Challenge the landscape-values evidence on your locality.

Community consultation required under STRLUS CV4.1 has not occurred on the IreneInc statement (Day 1 finding, carried forward). On Day 2, the statements did not clearly discriminate Tinderbox East from Howden.

3

Challenge the risk rating.

Low/medium/high ratings remain judgement calls. Kate operationalised them on Day 2 but the panel accepted them only as a rule of thumb, not a defined threshold.

4

Do not assume visible rural activity is required for RLZ.

Confirmed and applied across multiple localities on Day 2: Howden, Albion Heights, Kingston West additions.

5

Ask for landscape values to be embedded.

If your locality's values are not in the scheme as Local Area Objectives or equivalent, argue LCZ is premature.

6NEW

If you are on Tinderbox East, the Bonnet Hill LDRZ pocket, or a small cleared residential lot inside LCZ:

The panel has flagged these as the weakest recommendations. Well-evidenced representations will land.

7NEW

Co-ordinate with neighbours locality-by-locality.
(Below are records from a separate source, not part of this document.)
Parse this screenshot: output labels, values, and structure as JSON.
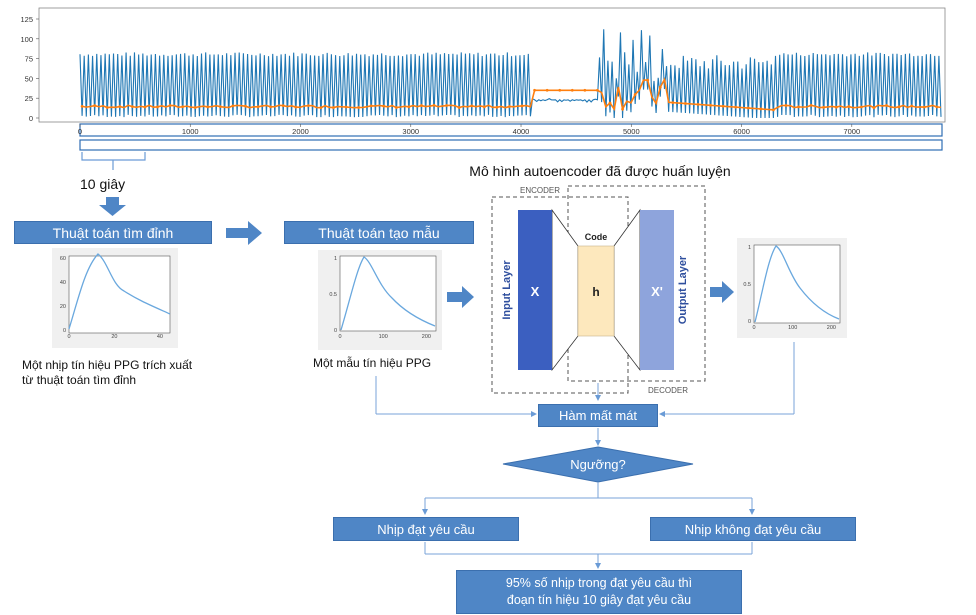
{
  "signal_chart": {
    "yticks": [
      "125",
      "100",
      "75",
      "50",
      "25",
      "0"
    ],
    "xticks": [
      "0",
      "1000",
      "2000",
      "3000",
      "4000",
      "5000",
      "6000",
      "7000"
    ],
    "colors": {
      "ppg": "#1f77b4",
      "peaks": "#ff7f0e"
    }
  },
  "window_label": "10 giây",
  "peak_algo": "Thuật toán tìm đỉnh",
  "template_algo": "Thuật toán tạo mẫu",
  "model_title": "Mô hình autoencoder đã được huấn luyện",
  "encoder": {
    "label": "ENCODER",
    "input_layer": "Input Layer",
    "input_symbol": "X",
    "code_label": "Code",
    "code_symbol": "h"
  },
  "decoder": {
    "label": "DECODER",
    "output_layer": "Output Layer",
    "output_symbol": "X'"
  },
  "mini_chart_1": {
    "yticks": [
      "60",
      "40",
      "20",
      "0"
    ],
    "xticks": [
      "0",
      "20",
      "40"
    ]
  },
  "mini_chart_2": {
    "yticks": [
      "1",
      "0.5",
      "0"
    ],
    "xticks": [
      "0",
      "100",
      "200"
    ]
  },
  "mini_chart_3": {
    "yticks": [
      "1",
      "0.5",
      "0"
    ],
    "xticks": [
      "0",
      "100",
      "200"
    ]
  },
  "caption_peak": "Một nhịp tín hiệu PPG trích xuất từ thuật toán tìm đỉnh",
  "caption_template": "Một mẫu tín hiệu PPG",
  "loss": "Hàm mất mát",
  "threshold": "Ngưỡng?",
  "beat_ok": "Nhịp đạt yêu cầu",
  "beat_not_ok": "Nhịp không đạt yêu cầu",
  "final_line1": "95% số nhịp trong đạt yêu cầu thì",
  "final_line2": "đoạn tín hiệu 10 giây đạt yêu cầu"
}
The Commission is organising hearings this way. A collective submission plus individual parcel variation is viable and was invited explicitly by Chair Heath.

8NEW

Do not rely on Council's "least restrictive alternative" framing.

The Commission will decide on Section 34 LPS criteria, not on Council's 16 March resolution.

9NEW

The evaluation framework is not a statutory instrument.

Kate Heckelmann's own concession [05:53:00]. It is a tool, not a rule: representations can depart from it with good evidence.

10NEW

Respond by midnight Monday 4 May 2026.

The deadline is hard and fast: Heath's words.

Scope limit: This guide reflects Day 2 only (approximately 7 hours of recording). Bruny Island is not covered: those localities will be dealt with in a future hearing after the Planning Authority completes its Specific Area Plan review (no earlier than 22 May 2026). Always check the primary recording, the IreneInc report, and the letter from the Commission about your specific property before finalising your representation.